Prior to filing a patent application

Keep it secret!

It is crucial not to publicly disclose an invention until the patent application has been filed. An invention must meet the condition of novelty in order to be protected by a patent. An inventor who makes his invention public too early could lose the possibility of obtaining a patent on it. This is why it is important to have potential scientific or commercial partners sign confidentiality clauses, and to develop within your company or research laboratory an internal policy for controlling access to the company's site and codes of conduct for workers.

For more information, see Business Secrets: protection by the secrecy of inventions, know-how or information.

During the period you wish to keep your invention secret, it is possible to register the invention by means of the i-DEPOT envelope to avoid future disputes regarding the existence of the invention or its date.

Find out more about the i-DEPOT.

Does my invention meet the conditions for patentability?

Of course, you first need to check whether your invention meets the legal requirements for patentability: it must be

  • new,
  • inventive,
  • susceptible of industrial application and
  • lawful.

You definitely need to check whether your invention is new, i.e. whether no one before you has developed the same invention and made it public, in particular by filing a patent on the invention in question. This check of patents already granted or applied for inventions in your scientific or technological field can be carried out via specialised databases. You can carry out this search yourself, even though it is advisable to have an expert carry out the search. 

File a patent or not?

The next step is to determine whether filing a patent is the best option in your situation.

The advantages of a patent:

  • a patent gives the holder an exclusive right of restriction on an invention. This implies that the owner has the right to restrict third parties from using the invention without prior authorisation. If the patent holder does not wish to exploit his/her invention him or herself, his/her rights may be licensed;
  • owning a patent is likely to strengthen the negotiating position of the holder when collaboration with other companies is being considered. For example, patenting an improvement of an existing invention increases the chances of obtaining a license on this earlier invention. Often, the patent holder on the earlier invention and the patent holder on the improved invention will authorise each other to exploit their inventions, which is called a cross-license;
  • when you wish to be active in a particular field, the possession of patents by third parties may be an obstacle, as their authorisation will be required to use their invention.  By filing a patent application beforehand, you make sure that no one else can prohibit you, on the basis of your patent, from applying this specific invention. Patenting your invention therefore guarantees you a certain "freedom of operation".  See Secrecy;
  • finally, a patent is very good advertising. Third parties know that you are active in a specific field and that you have a strong technological position in this sector.

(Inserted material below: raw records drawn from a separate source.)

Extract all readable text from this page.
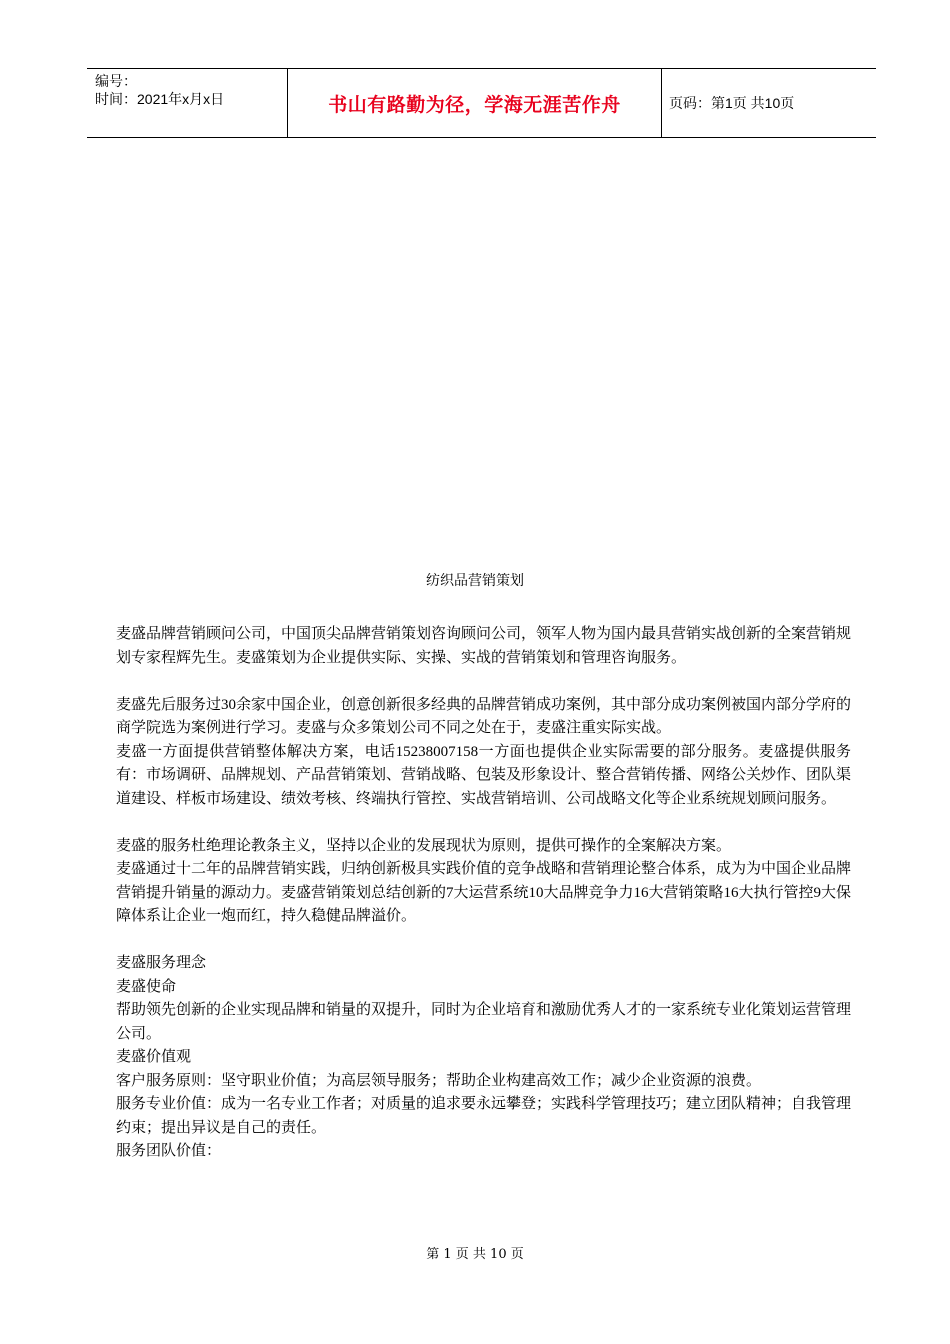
编号：
时间：2021年x月x日	书山有路勤为径，学海无涯苦作舟	页码：第1页 共10页
纺织品营销策划

麦盛品牌营销顾问公司，中国顶尖品牌营销策划咨询顾问公司，领军人物为国内最具营销实战创新的全案营销规划专家程辉先生。麦盛策划为企业提供实际、实操、实战的营销策划和管理咨询服务。

麦盛先后服务过30余家中国企业，创意创新很多经典的品牌营销成功案例，其中部分成功案例被国内部分学府的商学院选为案例进行学习。麦盛与众多策划公司不同之处在于，麦盛注重实际实战。

麦盛一方面提供营销整体解决方案，电话15238007158一方面也提供企业实际需要的部分服务。麦盛提供服务有：市场调研、品牌规划、产品营销策划、营销战略、包装及形象设计、整合营销传播、网络公关炒作、团队渠道建设、样板市场建设、绩效考核、终端执行管控、实战营销培训、公司战略文化等企业系统规划顾问服务。

麦盛的服务杜绝理论教条主义，坚持以企业的发展现状为原则，提供可操作的全案解决方案。

麦盛通过十二年的品牌营销实践，归纳创新极具实践价值的竞争战略和营销理论整合体系，成为为中国企业品牌营销提升销量的源动力。麦盛营销策划总结创新的7大运营系统10大品牌竞争力16大营销策略16大执行管控9大保障体系让企业一炮而红，持久稳健品牌溢价。

麦盛服务理念

麦盛使命

帮助领先创新的企业实现品牌和销量的双提升，同时为企业培育和激励优秀人才的一家系统专业化策划运营管理公司。

麦盛价值观

客户服务原则：坚守职业价值；为高层领导服务；帮助企业构建高效工作；减少企业资源的浪费。

服务专业价值：成为一名专业工作者；对质量的追求要永远攀登；实践科学管理技巧；建立团队精神；自我管理约束；提出异议是自己的责任。

服务团队价值：

第 1 页 共 10 页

The disadvantages of a patent:

  • patenting your invention is rather expensive and the commercial success of an invention is not guaranteed;
  • when filing a patent application, you need to describe the invention clearly and in full. This description can be consulted by third parties. This disclosure of the invention may provide third parties with strategic information about your company or allow them to try to improve on the technologies you have invented. Patenting your invention therefore prevents you from keeping it secret;
  • a patent has a limited duration, which is not the case for secrecy. In some cases, secrecy can give you a competitive advantage for a longer period of time than the patent;
  • to guarantee you a certain freedom of operation, you can also make your invention public. That way, no other person will be able to file a patent on this invention because the condition of novelty will no longer be met.

A thorough examination of the advantages and disadvantages for each particular situation is, therefore, necessary.

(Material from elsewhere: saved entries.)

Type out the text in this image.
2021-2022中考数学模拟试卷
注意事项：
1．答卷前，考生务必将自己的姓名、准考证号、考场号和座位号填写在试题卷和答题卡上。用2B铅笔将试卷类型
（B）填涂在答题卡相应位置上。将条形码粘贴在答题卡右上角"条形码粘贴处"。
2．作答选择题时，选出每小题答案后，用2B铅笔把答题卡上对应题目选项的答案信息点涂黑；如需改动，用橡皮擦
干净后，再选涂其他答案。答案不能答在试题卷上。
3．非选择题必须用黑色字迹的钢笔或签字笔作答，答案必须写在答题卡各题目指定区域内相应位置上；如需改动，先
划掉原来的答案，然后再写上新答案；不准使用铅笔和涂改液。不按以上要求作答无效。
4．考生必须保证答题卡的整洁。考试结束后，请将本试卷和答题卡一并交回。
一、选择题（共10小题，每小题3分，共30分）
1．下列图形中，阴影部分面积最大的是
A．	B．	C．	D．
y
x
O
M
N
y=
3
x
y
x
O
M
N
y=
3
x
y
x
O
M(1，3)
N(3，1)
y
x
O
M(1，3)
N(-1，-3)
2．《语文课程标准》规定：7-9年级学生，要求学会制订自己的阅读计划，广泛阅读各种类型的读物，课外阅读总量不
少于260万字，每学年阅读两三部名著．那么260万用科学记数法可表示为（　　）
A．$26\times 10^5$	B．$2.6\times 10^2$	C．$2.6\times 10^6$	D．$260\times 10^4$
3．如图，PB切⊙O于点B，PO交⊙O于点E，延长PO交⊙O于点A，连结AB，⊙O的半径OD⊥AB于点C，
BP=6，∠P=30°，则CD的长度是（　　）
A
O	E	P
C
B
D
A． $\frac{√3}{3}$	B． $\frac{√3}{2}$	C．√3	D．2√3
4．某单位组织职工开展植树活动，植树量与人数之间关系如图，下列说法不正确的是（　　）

As soon as you have decided to file a patent, it is important to act quickly. It is the date of the patent application that will determine whether you are the first party to have applied for a patent on the invention in question. It is also by reference to the filing date of the patent application that the novelty of your invention will be assessed.

Which procedure to choose? A Belgian or European patent? Or an international patent application?

If you finally decide to definitively opt for a patent, you must then decide by which procedure you wish to obtain the patent.

  • If only exploitation in Belgium is planned, applying for a Belgian patent at the Intellectual Property Office Belgium (IPObel) is sufficient. This is a fairly simple procedure that does not involve an examination of the conditions for the validity of the patent, but only a verification of the formal requirements. A search on the novelty of the patent is carried out by the European Patent Office. However, the results of this search are only informative for the applicant and do not condition the grant of the Belgian patent. 
  • If, on the other hand, you wish to obtain protection in several European countries, it may be more advantageous to apply for a European patent. The procedure for obtaining this is more complex and time-consuming, due to the requirement to have the conditions of patentability examined, but this examination also makes the patent stronger.
  • If you also wish to protect your invention outside Europe, this can be done by filing an international patent application in order to obtain patents in different countries.

It is also possible to obtain patents in different countries by filing a separate application in each of these countries. This will often prove less effective, both practically and financially, especially if you are seeking protection in multiple countries.